God Moves in a Mysterious Way
First published in Good Housekeeping Magazine’s Blessings column. Later reprinted in the book Blessings: Reflections on Gratitude, Love, and What Makes us Happy. God Moves in a Mysterious Way
by Luanne Rice
I’m the oldest of three sisters, something that defines me as much as my name. “You’ll have many friends,” our mother used to tell me. “But you’ll only have two sisters.” I knew she said that to them, too. She didn’t want us to take each other for granted, but she was an only child and didn’t understand: life without them would be like life without air, water, or blood—things I wouldn’t last long without.
When we were young, my sisters and I shared a room. Sometimes after they fell asleep, I’d walk around the room touching the bedposts. Talisman, prayer, or just craziness, I’m not sure. I shared that room with them for eighteen years, until I went to college. My first nights away, I couldn’t sleep because I couldn’t hear them breathing.
That doesn’t mean I was a perfect oldest sister. I raided their sweater drawers. My middle sister got a beautiful fair-isle sweater—sky blue with white and pale green around the neckline—for her sixteenth birthday—but I wore it without asking whenever I could. Also, I flirted with my youngest sister’s boyfriend, danced with him too long at a winter dance one time.

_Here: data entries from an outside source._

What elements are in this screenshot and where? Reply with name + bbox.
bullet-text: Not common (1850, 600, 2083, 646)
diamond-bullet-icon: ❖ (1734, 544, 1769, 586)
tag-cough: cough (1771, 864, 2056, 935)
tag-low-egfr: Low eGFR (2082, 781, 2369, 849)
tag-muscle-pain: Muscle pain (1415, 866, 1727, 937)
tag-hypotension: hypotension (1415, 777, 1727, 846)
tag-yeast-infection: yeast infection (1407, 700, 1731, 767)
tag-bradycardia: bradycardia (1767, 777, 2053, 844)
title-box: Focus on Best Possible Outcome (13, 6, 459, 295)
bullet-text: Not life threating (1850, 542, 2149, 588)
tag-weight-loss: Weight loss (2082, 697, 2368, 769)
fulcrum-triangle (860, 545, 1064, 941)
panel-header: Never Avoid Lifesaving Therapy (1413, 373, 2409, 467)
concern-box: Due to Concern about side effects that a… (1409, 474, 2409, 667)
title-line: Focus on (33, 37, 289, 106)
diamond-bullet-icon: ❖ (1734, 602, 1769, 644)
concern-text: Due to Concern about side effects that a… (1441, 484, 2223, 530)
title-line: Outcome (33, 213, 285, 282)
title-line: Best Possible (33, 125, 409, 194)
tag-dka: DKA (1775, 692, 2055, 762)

We were all two years apart in age, walked each other to and from school. The day I got my license, I taught them to drive. We could make each other laugh with one word or glance. When I saw my mother trying to balance the checkbook, fretting about making the mortgage payments, I vowed to protect my sisters from them; I remember feeling the weight on my shoulders, knowing that I wanted them to stay happy and innocent. I wanted our complicated family to be simple and predictable, so my sisters wouldn’t have to worry about anything.
Was that where it all started? Arrogance on my part, to think that they couldn’t handle life as it was, that I had to run interference for them? Or was I just a not-good-enough older sister, a bad example, selfish in sweaters and selfish in life?
As adults, I moved to a city, they stayed by the sea. I have cats and a career, they have beautiful children. They got married and built lives; I got married and divorced. Three times. I felt like the family embarrassment and failure.
When I look back now, I can’t even define the precise moment that we stopped speaking to each other. I know that it happened after our mother died, when we no longer had the glue of her long, terrible illness to hold us together.
At first we stopped getting together as often. The time between calls grew longer and longer. After a while, the calls stopped, and I remember a moment when it dawned on me—maybe the worst moment in my life—that they had decided to cut themselves off from me and my untoward life. Looking back now, I realize that my life was difficult for them to deal with, and they had to step back. And because I didn’t know how to stop them, I let them.
The silence was so terrible, even now it hurts to remember. Being alone is one thing—but after having grown up with such closeness, it was almost unbearable. I began to have holidays with friends—people I love a lot. But every Thanksgiving morning I’d feel bereft, wanting my sisters instead.
One day I couldn’t take it any more. Literally. I was in a rocky, abusive marriage—my last. It pushed me over the edge. An early winter night in 2002, I jumped into Long Island Sound with my computer. I ended up at McLean Hospital, frozen inside and out, swimming in grief.
I called my sisters.
They came to me. Not in their cars, not up the highway, but straight back into my life. They let me know they loved me. It took a little time, but we saw each other. We talked. They know me better than anyone. Our history is in our hearts, in our skin. Maybe that’s why our time apart was so excruciating—I felt I had been ripped in half. Coming back together has been the greatest blessing I can imagine, and it has shown me that with sisters, love means never having to say “I was a jerk.” It means forgiveness and never having to touch the bedpost to ensure that we’ll always have each other.